A atividade industrial brasileira manteve o pé no freio em maio. O faturamento do setor ficou praticamente estável frente a abril, com alta de apenas 0,2% – o sétimo mês seguido sem queda, segundo os Indicadores Industriais divulgados nesta quarta-feira (8) pela Confederação Nacional da Indústria (CNI). O número, no entanto, confirma uma trajetória de desaceleração: em março o faturamento havia crescido 3,8%, e em abril, 0,5%. No acumulado dos cinco primeiros meses de 2026, a indústria de transformação já soma queda de 2,7% em relação ao mesmo período do ano passado.
O comportamento das horas trabalhadas na produção segue o mesmo roteiro de oscilação. Depois de um primeiro trimestre positivo, abril registrou queda de 1,3% e maio ficou estável. No acumulado do ano, o total de horas trabalhadas está 1,6% abaixo do observado até maio de 2025 — sinal de que as fábricas seguem operando com menos gente na linha de produção do que no ano anterior.

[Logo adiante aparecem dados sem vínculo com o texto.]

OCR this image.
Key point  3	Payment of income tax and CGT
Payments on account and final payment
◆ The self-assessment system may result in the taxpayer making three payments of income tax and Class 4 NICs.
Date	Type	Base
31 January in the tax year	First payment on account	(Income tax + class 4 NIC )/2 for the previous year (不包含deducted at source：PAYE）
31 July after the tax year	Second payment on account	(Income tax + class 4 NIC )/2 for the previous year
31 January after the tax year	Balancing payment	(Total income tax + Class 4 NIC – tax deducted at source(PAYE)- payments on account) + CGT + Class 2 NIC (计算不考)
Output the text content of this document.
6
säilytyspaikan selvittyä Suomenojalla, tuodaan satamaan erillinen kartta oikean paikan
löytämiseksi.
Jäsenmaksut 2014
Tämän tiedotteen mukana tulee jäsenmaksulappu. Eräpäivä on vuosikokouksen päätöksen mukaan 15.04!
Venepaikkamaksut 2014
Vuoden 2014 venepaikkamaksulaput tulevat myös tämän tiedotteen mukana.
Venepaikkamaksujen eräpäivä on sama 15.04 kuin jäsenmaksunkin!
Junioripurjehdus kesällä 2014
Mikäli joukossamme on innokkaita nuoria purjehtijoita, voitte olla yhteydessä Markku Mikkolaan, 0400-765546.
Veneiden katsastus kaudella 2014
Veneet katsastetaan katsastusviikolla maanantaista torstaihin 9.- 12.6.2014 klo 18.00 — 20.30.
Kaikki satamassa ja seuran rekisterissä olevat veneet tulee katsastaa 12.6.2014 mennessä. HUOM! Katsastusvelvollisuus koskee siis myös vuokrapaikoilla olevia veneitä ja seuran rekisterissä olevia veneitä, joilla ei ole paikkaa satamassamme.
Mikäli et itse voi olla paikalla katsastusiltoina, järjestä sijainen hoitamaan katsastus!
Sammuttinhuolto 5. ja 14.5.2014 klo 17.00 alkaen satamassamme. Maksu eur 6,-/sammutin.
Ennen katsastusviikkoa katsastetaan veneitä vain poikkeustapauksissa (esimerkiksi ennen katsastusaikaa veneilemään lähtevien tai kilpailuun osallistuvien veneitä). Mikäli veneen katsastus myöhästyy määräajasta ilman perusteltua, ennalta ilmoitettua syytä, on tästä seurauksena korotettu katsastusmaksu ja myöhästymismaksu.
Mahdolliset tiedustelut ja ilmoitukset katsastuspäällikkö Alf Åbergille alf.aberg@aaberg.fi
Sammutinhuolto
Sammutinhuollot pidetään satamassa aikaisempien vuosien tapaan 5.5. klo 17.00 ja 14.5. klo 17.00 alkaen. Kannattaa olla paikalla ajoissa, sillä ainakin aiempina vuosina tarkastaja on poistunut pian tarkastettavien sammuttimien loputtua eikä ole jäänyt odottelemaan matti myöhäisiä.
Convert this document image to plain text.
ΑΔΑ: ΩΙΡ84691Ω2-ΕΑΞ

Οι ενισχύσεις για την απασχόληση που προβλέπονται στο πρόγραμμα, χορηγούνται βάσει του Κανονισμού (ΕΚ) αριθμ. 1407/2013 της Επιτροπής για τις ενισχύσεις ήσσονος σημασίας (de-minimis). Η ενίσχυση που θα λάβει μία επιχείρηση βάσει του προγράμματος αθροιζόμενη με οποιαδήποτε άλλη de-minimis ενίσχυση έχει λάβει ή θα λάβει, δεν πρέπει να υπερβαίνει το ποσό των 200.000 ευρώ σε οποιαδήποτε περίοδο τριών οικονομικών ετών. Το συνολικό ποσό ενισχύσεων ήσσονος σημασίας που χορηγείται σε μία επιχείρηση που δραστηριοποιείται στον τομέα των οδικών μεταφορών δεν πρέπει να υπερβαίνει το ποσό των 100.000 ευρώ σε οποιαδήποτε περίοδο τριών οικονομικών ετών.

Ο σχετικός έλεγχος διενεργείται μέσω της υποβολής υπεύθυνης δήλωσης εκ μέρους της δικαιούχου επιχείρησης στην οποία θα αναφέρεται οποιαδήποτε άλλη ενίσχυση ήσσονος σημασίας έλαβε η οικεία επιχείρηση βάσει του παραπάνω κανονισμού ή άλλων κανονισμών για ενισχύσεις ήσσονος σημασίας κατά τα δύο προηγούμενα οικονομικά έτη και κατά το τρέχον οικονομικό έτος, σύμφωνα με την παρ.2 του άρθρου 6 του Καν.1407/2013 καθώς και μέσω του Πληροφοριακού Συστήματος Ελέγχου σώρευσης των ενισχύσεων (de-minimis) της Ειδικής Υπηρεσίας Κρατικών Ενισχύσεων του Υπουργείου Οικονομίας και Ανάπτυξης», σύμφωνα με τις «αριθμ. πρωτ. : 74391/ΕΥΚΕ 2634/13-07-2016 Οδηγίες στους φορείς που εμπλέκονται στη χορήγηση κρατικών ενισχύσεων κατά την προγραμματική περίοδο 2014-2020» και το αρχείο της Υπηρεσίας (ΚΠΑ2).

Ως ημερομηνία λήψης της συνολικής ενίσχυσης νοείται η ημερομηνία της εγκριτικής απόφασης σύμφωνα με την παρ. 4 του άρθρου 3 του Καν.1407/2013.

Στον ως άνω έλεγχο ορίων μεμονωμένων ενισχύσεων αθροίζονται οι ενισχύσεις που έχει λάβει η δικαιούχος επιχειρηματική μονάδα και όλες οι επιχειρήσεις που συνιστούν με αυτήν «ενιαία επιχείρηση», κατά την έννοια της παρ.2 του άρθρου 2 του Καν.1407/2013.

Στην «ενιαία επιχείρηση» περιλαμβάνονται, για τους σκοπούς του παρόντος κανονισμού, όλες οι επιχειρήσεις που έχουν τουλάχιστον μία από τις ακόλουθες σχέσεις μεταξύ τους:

Um dos poucos indicadores em trajetória de melhora foi a Utilização da Capacidade Instalada (UCI), que subiu 0,4 ponto percentual, passando de 77,1% em abril para 77,5% em maio. Ainda assim, a média do ano permanece 0,9 ponto percentual abaixo da registrada no mesmo período de 2025, ou seja, mesmo com a leve recuperação mensal, o parque fabril brasileiro segue operando com folga maior do que no ano passado, o que geralmente indica espaço ocioso e menor pressão para novos investimentos em máquinas e equipamentos.
Custo do crédito
Para Larissa Nocko, especialista em Políticas e Indústria da CNI, o cenário reflete diretamente o custo do crédito no país. “A retração da atividade industrial nos primeiros meses de 2026, na comparação com o mesmo período de 2025, reforça o ambiente desfavorável no qual o setor produtivo se encontra, com a política monetária exercendo um papel relevante no encarecimento do crédito, no aumento do endividamento, na desaceleração da demanda e no desestímulo à aquisição de máquinas e equipamentos”, afirma.
O mercado de trabalho industrial trouxe um dado mais animador, mas isolado. O emprego no setor cresceu 0,5% em maio, interrompendo duas quedas consecutivas. Apesar disso, os postos de trabalho da indústria ainda acumulam recuo de 0,6% em 2026. Já a massa salarial e o rendimento médio tiveram comportamento oposto ao emprego: caíram 3,2% e 3,3%, respectivamente, em maio, embora ambos ainda mantenham saldo positivo no acumulado do ano, com alta de 0,8% e 1,4%.
Por que importa
O conjunto de indicadores reforça um diagnóstico que já vinha se desenhando ao longo do primeiro semestre: a indústria brasileira não está em colapso, mas também não está reagindo. O juro alto encarece capital de giro e financiamento de máquinas, o que trava justamente os investimentos que poderiam elevar a produtividade do setor no médio prazo.
Para empresários e gestores industriais, o dado mais relevante talvez não seja a estabilidade de maio, mas o fato de que sete meses sem queda no faturamento ainda não foram suficientes para reverter o resultado acumulado negativo do ano, um sinal de que a recuperação, se vier, deve ser lenta e desigual entre os setores.